レベル変換 (7) I2C その2 TCA9617B

 ここで利用するTCA9617Bは、レベル変換 I2C バス・リピータと呼ばれています。サンハヤトのDIP化モジュールを入手しました。双方向のバッファが2組入っています。

TCA9617Bのおもな特徴

  • 電源電圧 Aサイド0.8~5.5V、Bサイド2.2~5.5V
  •      AとBの電源条件 VccA<VccB
  • 動作速度 最大1MHz
  • イネーブル端子付き 内部でVccBにプルアップされている

 端子名にSCLとSDAという名称がついているが、内部ブロックは同じなので、入れ替えてもよいように見えます。


●I2C信号の電圧

 I2CのHIGH/LOWの電圧です。

  規定 電源5V 電源3.3V
LOW Vil 0.3*Vdd以下 1.5V 0.99V
HIGH Vih 0.7*Vdd以上 3.5V 2.31V

 I2Cの信号は電源電圧へプルアップして利用します。5Vのマイコンでは5Vへ、3.3Vのセンサでは3.3Vです。したがって、2本の信号がつながるデバイスの電源電圧が異なる場合は、途中にレベル変換回路が必須です。

信号の方向

 Arduino UNOを利用するときは、マスタの役割をします。センサなどはスレーブです。クロックSCLはマスタがスレーブに対して送ります(一方向)。双方向であっても不都合はありません。

 データのSDAは、マスタとスレーブ間で双方向の伝送が行われます。したがって、5Vと3.3Vのレベル変換では、双方向対応の回路を選びます。

接続

 3.3Vで動作するBME280は温度、湿度、気圧が測れるセンサで、秋月電子通商からボードを入手しました。

 BME280ボードのジャンパJ1、J2はプルアップ抵抗(4.7kΩ)を有効にするにはショートします。前回の実験でショートしているのでそのまま使います。
 J3はショートするとVddとつながり、I2Cインターフェースが有効になります。SDOはI2Cのスレーブ・アドレスの設定端子で、デフォルトの0x76にするためにGNDへつなぎます。Vddへつなぐと0x77になります。
 SDIはI2CのSDA信号を、SCKはI2CのクロックSCLをつなぎます

 TCA9617BのVccB側に、最初はArduino UNOのI2Cをプルアップ抵抗はつけずに配線しました。過去の経験からWireライブラリをデフォルトで使うときのデータ転送速度100kHzでは、十分フルスイングしたからです。400kHzでは電圧が下がってしまいます。しかし、実際に100kHzで動かすと方形波が三角波のようになり、エラーが頻発したので、プルアップ抵抗4.7kΩを入れました。

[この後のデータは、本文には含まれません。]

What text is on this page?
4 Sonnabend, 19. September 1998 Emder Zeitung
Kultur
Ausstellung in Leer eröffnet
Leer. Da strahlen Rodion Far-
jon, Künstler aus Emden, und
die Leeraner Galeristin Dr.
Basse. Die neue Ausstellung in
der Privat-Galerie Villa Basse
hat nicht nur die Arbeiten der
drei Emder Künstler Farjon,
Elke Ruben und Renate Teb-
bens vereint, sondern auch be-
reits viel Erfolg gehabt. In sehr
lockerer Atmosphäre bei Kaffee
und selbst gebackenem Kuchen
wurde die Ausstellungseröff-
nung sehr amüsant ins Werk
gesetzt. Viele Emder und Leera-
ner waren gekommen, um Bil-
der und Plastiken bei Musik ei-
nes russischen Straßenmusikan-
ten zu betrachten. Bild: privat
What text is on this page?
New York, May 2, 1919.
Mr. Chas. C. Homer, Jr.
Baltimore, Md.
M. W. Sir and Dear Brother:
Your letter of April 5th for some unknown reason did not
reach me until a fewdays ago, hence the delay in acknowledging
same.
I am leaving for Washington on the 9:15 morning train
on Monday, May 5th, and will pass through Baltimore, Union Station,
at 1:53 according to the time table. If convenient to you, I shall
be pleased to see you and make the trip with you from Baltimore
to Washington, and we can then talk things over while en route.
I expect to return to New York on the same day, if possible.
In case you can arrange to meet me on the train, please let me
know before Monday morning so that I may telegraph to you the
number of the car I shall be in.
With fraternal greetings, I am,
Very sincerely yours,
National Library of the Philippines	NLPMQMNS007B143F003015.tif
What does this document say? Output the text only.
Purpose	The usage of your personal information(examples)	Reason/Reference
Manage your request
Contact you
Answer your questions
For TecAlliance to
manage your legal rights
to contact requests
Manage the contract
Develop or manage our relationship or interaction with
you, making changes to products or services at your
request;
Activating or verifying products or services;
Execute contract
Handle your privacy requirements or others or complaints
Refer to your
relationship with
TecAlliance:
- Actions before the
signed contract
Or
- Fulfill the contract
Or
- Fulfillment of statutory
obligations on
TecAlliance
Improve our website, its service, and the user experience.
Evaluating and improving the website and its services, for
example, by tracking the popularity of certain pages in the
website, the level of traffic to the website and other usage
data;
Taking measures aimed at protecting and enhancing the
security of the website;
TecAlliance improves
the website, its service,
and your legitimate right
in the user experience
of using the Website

 VccA側に3.3Vで動作するBME280ボードをつなぎます。

 EN信号は正論理でかつ内部でプルアップされていて有効状態なので、配線していません。

スケッチ

 ライブラリの導入は前回の「レベル変換 (6) I2C その1 MOSFET 」を参照してください。スケッチも前回と同様、bme280_exampleを読み込んで動かしました。

 実行結果です。

 Analog Discovery2を使って、これらの実験中の波形を示します。画面の上側ブロックがアナログ信号です。オレンジ色がArduino UNOのクロックSCL波形で、青色がレベル変換したデータSDAの波形です。
 下側のブロックはI2Cのデータをデコードして表示する画面です。オシロスコープのチャネル1(オレンジ色)にDIO2ピンを、オシロスコープのチャネル2(青色)にDIO1ピンをつないでいます。

 Arduino UNOのSCLはLOWが0.1V、HIGHが3.8Vです。BME280側のLOWは0.2V、HIGH3.6Vです。Arduino UNOのI2CのVihは3.5Vですから、マージンは少ないですがHIGHレベルを満たしています。